Under the Lash is a 1921 American silent drama film directed by Sam Wood and starring Gloria Swanson. The film is based on the 1906 play The Shulamite by Claude Askew and Edward Knoblock, and the 1904 novel of the same name by Alice and Claude Askew. The film is lost with no copies of it existing in any archives.

==Plot==
As described in a film magazine, Deborah, the second wife of intolerant and bigoted Boer farmer Simeon Krillet, first learns of kindness from the Englishman Robert Waring who comes to study farming from her husband. When her husband threatens to beat her for reading one of the Englishman's books Deborah tells him, to save him from the young man's wrath, that she is to become a mother. He desists and his cruelty turns to kindness. The disclosure of her fabrication brings renewal of his wrath and a determination to kill her.

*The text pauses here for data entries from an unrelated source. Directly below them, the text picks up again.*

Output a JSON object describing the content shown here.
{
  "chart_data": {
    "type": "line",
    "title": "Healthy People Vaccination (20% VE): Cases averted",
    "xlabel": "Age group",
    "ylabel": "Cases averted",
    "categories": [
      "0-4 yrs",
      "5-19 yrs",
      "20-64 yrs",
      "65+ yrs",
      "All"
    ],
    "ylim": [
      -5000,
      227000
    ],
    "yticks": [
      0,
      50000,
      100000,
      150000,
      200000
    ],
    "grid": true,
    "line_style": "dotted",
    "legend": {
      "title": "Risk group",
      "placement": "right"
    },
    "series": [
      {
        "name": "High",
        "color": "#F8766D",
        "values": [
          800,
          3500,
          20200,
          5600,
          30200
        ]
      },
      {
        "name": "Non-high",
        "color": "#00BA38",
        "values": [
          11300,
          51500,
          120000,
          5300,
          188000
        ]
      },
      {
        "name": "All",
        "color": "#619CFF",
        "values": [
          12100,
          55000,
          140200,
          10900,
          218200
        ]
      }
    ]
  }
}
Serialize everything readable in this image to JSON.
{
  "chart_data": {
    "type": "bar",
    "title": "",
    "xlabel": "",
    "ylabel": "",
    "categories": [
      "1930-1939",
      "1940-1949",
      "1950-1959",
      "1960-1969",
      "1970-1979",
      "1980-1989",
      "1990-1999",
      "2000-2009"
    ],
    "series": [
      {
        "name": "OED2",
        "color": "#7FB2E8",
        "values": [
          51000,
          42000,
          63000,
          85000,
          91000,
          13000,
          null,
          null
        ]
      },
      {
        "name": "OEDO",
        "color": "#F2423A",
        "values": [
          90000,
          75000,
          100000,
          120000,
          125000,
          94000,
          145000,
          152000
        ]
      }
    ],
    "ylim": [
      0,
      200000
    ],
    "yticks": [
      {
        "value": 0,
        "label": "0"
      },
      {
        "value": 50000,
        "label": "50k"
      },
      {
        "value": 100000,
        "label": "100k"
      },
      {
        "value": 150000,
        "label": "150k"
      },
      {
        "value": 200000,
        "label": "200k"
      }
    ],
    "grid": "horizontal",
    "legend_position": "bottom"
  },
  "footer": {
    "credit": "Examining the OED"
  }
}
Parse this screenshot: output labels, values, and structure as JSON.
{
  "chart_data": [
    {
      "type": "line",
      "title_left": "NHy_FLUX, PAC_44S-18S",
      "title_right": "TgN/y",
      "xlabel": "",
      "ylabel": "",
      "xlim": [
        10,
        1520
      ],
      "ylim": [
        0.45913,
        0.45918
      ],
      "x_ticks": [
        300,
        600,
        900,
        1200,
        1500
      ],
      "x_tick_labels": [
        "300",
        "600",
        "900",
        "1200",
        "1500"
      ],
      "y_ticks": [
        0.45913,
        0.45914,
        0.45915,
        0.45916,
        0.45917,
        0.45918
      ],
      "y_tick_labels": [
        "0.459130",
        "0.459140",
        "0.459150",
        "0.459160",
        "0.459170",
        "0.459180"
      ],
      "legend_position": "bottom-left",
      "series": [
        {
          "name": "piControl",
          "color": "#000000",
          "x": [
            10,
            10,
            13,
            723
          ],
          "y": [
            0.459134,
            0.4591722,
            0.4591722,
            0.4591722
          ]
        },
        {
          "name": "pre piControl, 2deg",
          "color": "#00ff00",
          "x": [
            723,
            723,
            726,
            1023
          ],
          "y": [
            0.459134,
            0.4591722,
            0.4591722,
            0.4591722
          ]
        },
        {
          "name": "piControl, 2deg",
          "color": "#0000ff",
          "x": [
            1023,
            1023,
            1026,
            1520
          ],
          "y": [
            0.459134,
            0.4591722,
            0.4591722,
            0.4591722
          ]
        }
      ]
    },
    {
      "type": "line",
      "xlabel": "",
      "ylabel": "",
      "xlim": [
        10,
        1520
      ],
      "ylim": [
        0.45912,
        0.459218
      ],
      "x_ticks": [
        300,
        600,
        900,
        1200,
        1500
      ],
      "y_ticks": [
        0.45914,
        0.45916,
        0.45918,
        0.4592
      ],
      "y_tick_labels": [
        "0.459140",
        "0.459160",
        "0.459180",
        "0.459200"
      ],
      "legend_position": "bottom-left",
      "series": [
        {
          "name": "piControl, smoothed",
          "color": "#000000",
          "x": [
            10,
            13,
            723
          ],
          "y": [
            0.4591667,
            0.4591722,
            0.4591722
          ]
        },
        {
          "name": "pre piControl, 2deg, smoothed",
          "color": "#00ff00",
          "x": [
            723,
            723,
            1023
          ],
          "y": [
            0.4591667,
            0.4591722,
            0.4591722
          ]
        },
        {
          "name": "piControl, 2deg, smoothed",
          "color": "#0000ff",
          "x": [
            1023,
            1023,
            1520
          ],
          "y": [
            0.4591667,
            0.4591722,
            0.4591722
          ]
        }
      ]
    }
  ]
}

While attempting a rescue, the Englishman kills the husband. Subsequent complications are disposed of which allows a happy ending.

==Cast==
- Gloria Swanson as Deborah Krillet
- Mahlon Hamilton as Robert Waring
- Russell Simpson as Simeon Krillet
- Lillian Leighton as Tant Anna Vanderberg
- Lincoln Stedman as Jan Vanderberg
- Thena Jasper as Memke
- Clarence Ford as Kaffir boy

==Reception==
Upon its release, Under the Lash was not well received by audiences. It was the only Paramount Pictures film released in the early 1920s starring Gloria Swanson that did not do well at the box office.

== Censorship ==
Before Under the Lash could be exhibited in Kansas, the Kansas Board of Review required the shortening of two reel 3 scenes, one of holding hands, the other of a black man being beaten. The intertitle "The Lord giveth and the Lord taketh away" in reel 5 was eliminated.